We used the Adaptive Optics Visual Simulator (VAO; Voptica SL, Murcia, Spain)46 for visual acuity assessment and refractive error measurement under natural viewing conditions. VAO is an instrument that measures and corrects ocular aberrations using a liquid crystal programmable phase modulator. VAO can also perform routine clinical tests like visual acuity and monocular refraction. The instrument uses a near-infrared laser beam (780 nm diode laser) illuminates the eye and focuses on the retina. A Hartmann-Shack (HS) sensor measures the aberrations in real-time and controls the liquid crystal modulator in a closed loop. The aberration present in subjects’ eye is compensated or induced by activating the Liquid Crystal on Silicon (LCOS) spatial light modulator. The additional beam splitter placed behind the LCOS is used to allow the subjects to perceive a test with any desired modified aberration pattern. Test stimulus is displayed on a micro-display unit, presents wave-front guided optotypes or patterns to obtain subjective and objective results. The instrument can perform visual acuity test, objective and subjective monocular refraction, higher-order aberration (HOA) measurement, depth of focus curve by manipulating spherical aberration, simulation of optical profiles. However, in this study, we restricted our measurements to visual acuity and refraction measurements. Visual acuity and complete refraction process were performed for each twin subject and also used as a screening method to include study participants (Fast assessment mode, Fig. 5). Subjects were asked to look at a distance simulated target on the display unit of VAO during the objective measurements and used fogging technique to control accommodation during subjective refraction. Subjective or manifest refraction values were used in this study.
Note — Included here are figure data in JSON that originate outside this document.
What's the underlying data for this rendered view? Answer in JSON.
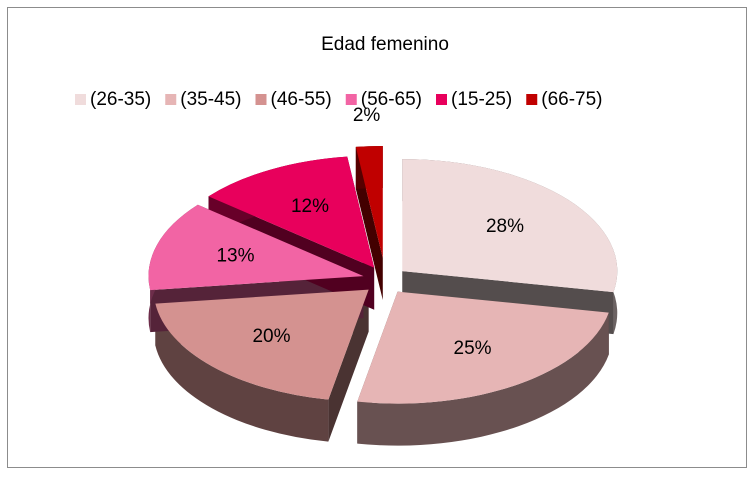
{
  "chart_data": {
    "type": "pie",
    "title": "Edad femenino",
    "categories": [
      "(26-35)",
      "(35-45)",
      "(46-55)",
      "(56-65)",
      "(15-25)",
      "(66-75)"
    ],
    "values": [
      28,
      25,
      20,
      13,
      12,
      2
    ],
    "value_labels": [
      "28%",
      "25%",
      "20%",
      "13%",
      "12%",
      "2%"
    ],
    "colors": [
      "#f0dcdc",
      "#e6b5b5",
      "#d49290",
      "#f264a4",
      "#e8005c",
      "#c00000"
    ],
    "legend": "top"
  }
}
The result summarizes measured refraction readings with average along with the raw HS image, the point spread function and higher-order aberration reading. Further detail about the instrument can be found ensewehere47,48,49.

Figure 5
figure 5

VAO objective refraction screenshot. (a) Results summary. (b) Raw HS image. (c) Simulated point spread function. (d) Higher-order Zernike coefficients.
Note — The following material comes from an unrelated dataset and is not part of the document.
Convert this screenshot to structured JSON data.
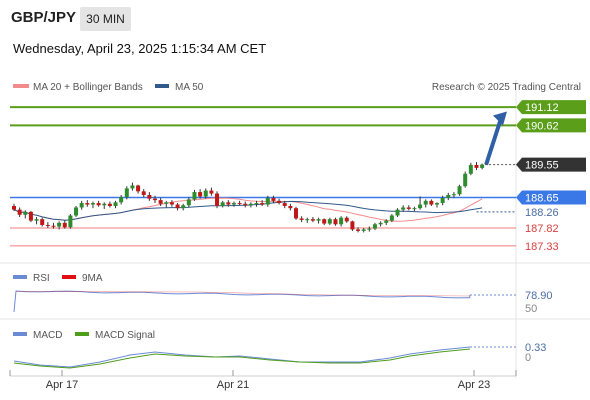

Ocular biometry, including AL, was obtained by means of Lenstar LS900 (Haag-Streit AG, Köniz, Switzerland) ocular biometer. The instrument is designed to measure central (on-axis) axial length and IOL power calculation (biometry). In a single measurement scan and using optical low coherence reflectometry (OLCR) and can measure axial dimensions of all the ocular optical structures. Additionally, it measures keratometry or corneal curvature, pachymetry or corneal thickness, white-to-white or horizontal corneal diameter, lens thickness, anterior chamber depth, pupillometry or pupil diameter and more. In this study we have considered only axial length and average corneal radius of curvature values. The technical specification of the instrument along with further detail about this instrument can be found elsewhere50.

Data analysis

Statistical analysis was performed using SPSS 24.0 (SPSS Inc. Chicago, IL) software. Normal distribution was checked by means of the Kolmogorov-Smirnov test. Differences between variables were obtained by means of the Student t-test for normally distributed and the U Mann-Whitney test for non-normally distributed variables. The intraclass correlation coefficient (ICC) was used instead of the Pearson correlation coefficient to avoid problems with twin data dependence while performing the comparison between siblings. To estimate the components of phenotypical variance (A, D, C and E) the data were analyzed using Structural Equation Modelling (SEM), using the Open Mx package in R51. C and D cannot be estimated at the same time in a classical twin study using only data from twins reared together. Hence the selection of a model including ACE or ADE components, is based on the pattern of twin correlations. An ADE model is usually selected when the DZ correlation is lower than half of the MZ correlation. In contrast, an ACE model is selected if the DZ correlation is greater than half of the MZ twin correlation25. Given the correlations pattern, only ACE models were estimated in this case. Mean effects of age and sex were added to the model as covariates to control their effect52.